In Ihrem Buch plädieren Sie für eine feministische Befreiung, die die Befreiung der Männer einschließt.

Bis heute gibt es von Männern kaum Kritik an Männlichkeit. Es sieht so aus, als wäre das Gefängnis der Männlichkeit außerordentlich stabil gebaut. Männlichkeit ist ein stabiler Fake an Übermacht. Sie beginnt mit einer stark regulierten und kontrollierten Amputation der Gefühle und der Sinnlichkeit, verbindet sich mit hohen Anforderungen an eine souveräne Körperlichkeit, Sexualität und Lebensform.
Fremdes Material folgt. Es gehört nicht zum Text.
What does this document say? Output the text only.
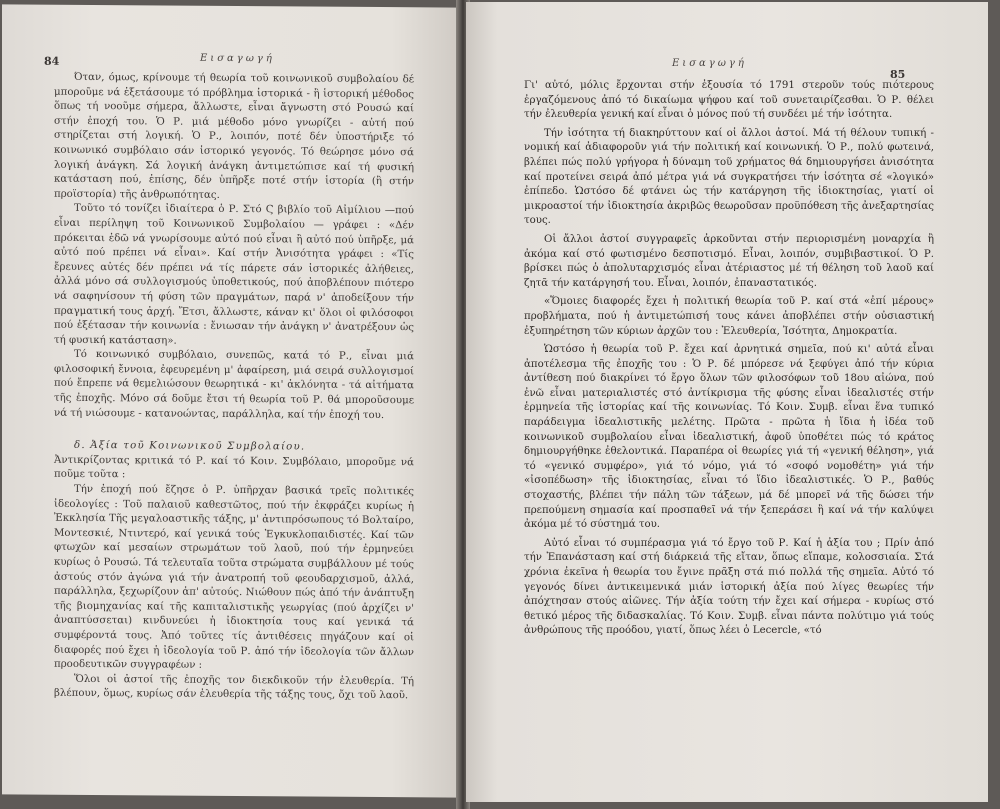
84	Εισαγωγή

Όταν, όμως, κρίνουμε τή θεωρία τοῦ κοινωνικοῦ συμβολαίου δέ μποροῦμε νά ἐξετάσουμε τό πρόβλημα ἱστορικά - ἢ ἱστορική μέθοδος ὅπως τή νοοῦμε σήμερα, ἄλλωστε, εἶναι ἄγνωστη στό Ρουσώ καί στήν ἐποχή του. Ὁ Ρ. μιά μέθοδο μόνο γνωρίζει - αὐτή πού στηρίζεται στή λογική. Ὁ Ρ., λοιπόν, ποτέ δέν ὑποστήριξε τό κοινωνικό συμβόλαιο σάν ἱστορικό γεγονός. Τό θεώρησε μόνο σά λογική ἀνάγκη. Σά λογική ἀνάγκη ἀντιμετώπισε καί τή φυσική κατάσταση πού, ἐπίσης, δέν ὑπῆρξε ποτέ στήν ἱστορία (ἢ στήν προϊστορία) τῆς ἀνθρωπότητας.

Τοῦτο τό τονίζει ἰδιαίτερα ὁ Ρ. Στό Ϛ βιβλίο τοῦ Αἰμίλιου —πού εἶναι περίληψη τοῦ Κοινωνικοῦ Συμβολαίου — γράφει : «Δέν πρόκειται ἐδῶ νά γνωρίσουμε αὐτό πού εἶναι ἢ αὐτό πού ὑπῆρξε, μά αὐτό πού πρέπει νά εἶναι». Καί στήν Ἀνισότητα γράφει : «Τίς ἔρευνες αὐτές δέν πρέπει νά τίς πάρετε σάν ἱστορικές ἀλήθειες, ἀλλά μόνο σά συλλογισμούς ὑποθετικούς, πού ἀποβλέπουν πιότερο νά σαφηνίσουν τή φύση τῶν πραγμάτων, παρά ν' ἀποδείξουν τήν πραγματική τους ἀρχή. Ἔτσι, ἄλλωστε, κάναν κι' ὅλοι οἱ φιλόσοφοι πού ἐξέτασαν τήν κοινωνία : ἔνιωσαν τήν ἀνάγκη ν' ἀνατρέξουν ὡς τή φυσική κατάσταση».

Τό κοινωνικό συμβόλαιο, συνεπῶς, κατά τό Ρ., εἶναι μιά φιλοσοφική ἔννοια, ἐφευρεμένη μ' ἀφαίρεση, μιά σειρά συλλογισμοί πού ἔπρεπε νά θεμελιώσουν θεωρητικά - κι' ἀκλόνητα - τά αἰτήματα τῆς ἐποχῆς. Μόνο σά δοῦμε ἔτσι τή θεωρία τοῦ Ρ. θά μποροῦσουμε νά τή νιώσουμε - κατανοώντας, παράλληλα, καί τήν ἐποχή του.

δ. Ἀξία τοῦ Κοινωνικοῦ Συμβολαίου.

Ἀντικρίζοντας κριτικά τό Ρ. καί τό Κοιν. Συμβόλαιο, μποροῦμε νά ποῦμε τοῦτα :

Τήν ἐποχή πού ἔζησε ὁ Ρ. ὑπῆρχαν βασικά τρεῖς πολιτικές ἰδεολογίες : Τοῦ παλαιοῦ καθεστῶτος, πού τήν ἐκφράζει κυρίως ἡ Ἐκκλησία Τῆς μεγαλοαστικῆς τάξης, μ' ἀντιπρόσωπους τό Βολταίρο, Μοντεσκιέ, Ντιντερό, καί γενικά τούς Ἐγκυκλοπαιδιστές. Καί τῶν φτωχῶν καί μεσαίων στρωμάτων τοῦ λαοῦ, πού τήν ἐρμηνεύει κυρίως ὁ Ρουσώ. Τά τελευταῖα τοῦτα στρώματα συμβάλλουν μέ τούς ἀστούς στόν ἀγώνα γιά τήν ἀνατροπή τοῦ φεουδαρχισμοῦ, ἀλλά, παράλληλα, ξεχωρίζουν ἀπ' αὐτούς. Νιώθουν πώς ἀπό τήν ἀνάπτυξη τῆς βιομηχανίας καί τῆς καπιταλιστικῆς γεωργίας (πού ἀρχίζει ν' ἀναπτύσσεται) κινδυνεύει ἡ ἰδιοκτησία τους καί γενικά τά συμφέροντά τους. Ἀπό τοῦτες τίς ἀντιθέσεις πηγάζουν καί οἱ διαφορές πού ἔχει ἡ ἰδεολογία τοῦ Ρ. ἀπό τήν ἰδεολογία τῶν ἄλλων προοδευτικῶν συγγραφέων :

Ὅλοι οἱ ἀστοί τῆς ἐποχῆς τον διεκδικοῦν τήν ἐλευθερία. Τή βλέπουν, ὅμως, κυρίως σάν ἐλευθερία τῆς τάξης τους, ὄχι τοῦ λαοῦ.

Εισαγωγή
85

Γι' αὐτό, μόλις ἔρχονται στήν ἐξουσία τό 1791 στεροῦν τούς πιότερους ἐργαζόμενους ἀπό τό δικαίωμα ψήφου καί τοῦ συνεταιρίζεσθαι. Ὁ Ρ. θέλει τήν ἐλευθερία γενική καί εἶναι ὁ μόνος πού τή συνδέει μέ τήν ἰσότητα.

Τήν ἰσότητα τή διακηρύττουν καί οἱ ἄλλοι ἀστοί. Μά τή θέλουν τυπική - νομική καί ἀδιαφοροῦν γιά τήν πολιτική καί κοινωνική. Ὁ Ρ., πολύ φωτεινά, βλέπει πώς πολύ γρήγορα ἡ δύναμη τοῦ χρήματος θά δημιουργήσει ἀνισότητα καί προτείνει σειρά ἀπό μέτρα γιά νά συγκρατήσει τήν ἰσότητα σέ «λογικό» ἐπίπεδο. Ὡστόσο δέ φτάνει ὡς τήν κατάργηση τῆς ἰδιοκτησίας, γιατί οἱ μικροαστοί τήν ἰδιοκτησία ἀκριβῶς θεωροῦσαν προϋπόθεση τῆς ἀνεξαρτησίας τους.

Οἱ ἄλλοι ἀστοί συγγραφεῖς ἀρκοῦνται στήν περιορισμένη μοναρχία ἢ ἀκόμα καί στό φωτισμένο δεσποτισμό. Εἶναι, λοιπόν, συμβιβαστικοί. Ὁ Ρ. βρίσκει πώς ὁ ἀπολυταρχισμός εἶναι ἀτέριαστος μέ τή θέληση τοῦ λαοῦ καί ζητᾶ τήν κατάργησή του. Εἶναι, λοιπόν, ἐπαναστατικός.

«Ὅμοιες διαφορές ἔχει ἡ πολιτική θεωρία τοῦ Ρ. καί στά «ἐπί μέρους» προβλήματα, πού ἡ ἀντιμετώπισή τους κάνει ἀποβλέπει στήν οὐσιαστική ἐξυπηρέτηση τῶν κύριων ἀρχῶν του : Ἐλευθερία, Ἰσότητα, Δημοκρατία.

Ὡστόσο ἡ θεωρία τοῦ Ρ. ἔχει καί ἀρνητικά σημεῖα, πού κι' αὐτά εἶναι ἀποτέλεσμα τῆς ἐποχῆς του : Ὁ Ρ. δέ μπόρεσε νά ξεφύγει ἀπό τήν κύρια ἀντίθεση πού διακρίνει τό ἔργο ὅλων τῶν φιλοσόφων τοῦ 18ου αἰώνα, πού ἐνῶ εἶναι ματεριαλιστές στό ἀντίκρισμα τῆς φύσης εἶναι ἰδεαλιστές στήν ἑρμηνεία τῆς ἱστορίας καί τῆς κοινωνίας. Τό Κοιν. Συμβ. εἶναι ἕνα τυπικό παράδειγμα ἰδεαλιστικῆς μελέτης. Πρῶτα - πρῶτα ἡ ἴδια ἡ ἰδέα τοῦ κοινωνικοῦ συμβολαίου εἶναι ἰδεαλιστική, ἀφοῦ ὑποθέτει πώς τό κράτος δημιουργήθηκε ἐθελοντικά. Παραπέρα οἱ θεωρίες γιά τή «γενική θέληση», γιά τό «γενικό συμφέρο», γιά τό νόμο, γιά τό «σοφό νομοθέτη» γιά τήν «ἰσοπέδωση» τῆς ἰδιοκτησίας, εἶναι τό ἴδιο ἰδεαλιστικές. Ὁ Ρ., βαθύς στοχαστής, βλέπει τήν πάλη τῶν τάξεων, μά δέ μπορεῖ νά τῆς δώσει τήν πρεπούμενη σημασία καί προσπαθεῖ νά τήν ξεπεράσει ἢ καί νά τήν καλύψει ἀκόμα μέ τό σύστημά του.

Αὐτό εἶναι τό συμπέρασμα γιά τό ἔργο τοῦ Ρ. Καί ἡ ἀξία του ; Πρίν ἀπό τήν Ἐπανάσταση καί στή διάρκειά τῆς εἴταν, ὅπως εἴπαμε, κολοσσιαία. Στά χρόνια ἐκεῖνα ἡ θεωρία του ἔγινε πρᾶξη στά πιό πολλά τῆς σημεῖα. Αὐτό τό γεγονός δίνει ἀντικειμενικά μιάν ἱστορική ἀξία πού λίγες θεωρίες τήν ἀπόχτησαν στούς αἰῶνες. Τήν ἀξία τούτη τήν ἔχει καί σήμερα - κυρίως στό θετικό μέρος τῆς διδασκαλίας. Τό Κοιν. Συμβ. εἶναι πάντα πολύτιμο γιά τούς ἀνθρώπους τῆς προόδου, γιατί, ὅπως λέει ὁ Lecercle, «τό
Immer noch sind es in erster Linie Männer, die die Ordnung des Staats, des Alltags und der Armee organisieren. Aus einer weiblichen Perspektive wirkt es, als hätten sie deutlich mehr Angst, ihre Rollen infrage zu stellen. Als Frauen kennen wir das Gefühl, Außenseiter zu sein. Wir sind Scham und Ablehnung gewohnt. Als Mann scheint man noch mehr Nerven zu brauchen, um sich gegen den Strom zu stellen. Ich komme aus einem heterosexuellen Umfeld. Ich bin Männern zu nah, um sie zu hassen. Ich bin neben ihnen aufgewachsen und weiß, wie schwierig es für sie ist, auf eigenen Füßen zu stehen. Und ich weiß, wie kontrolliert sie seit ihrer Jugend sind.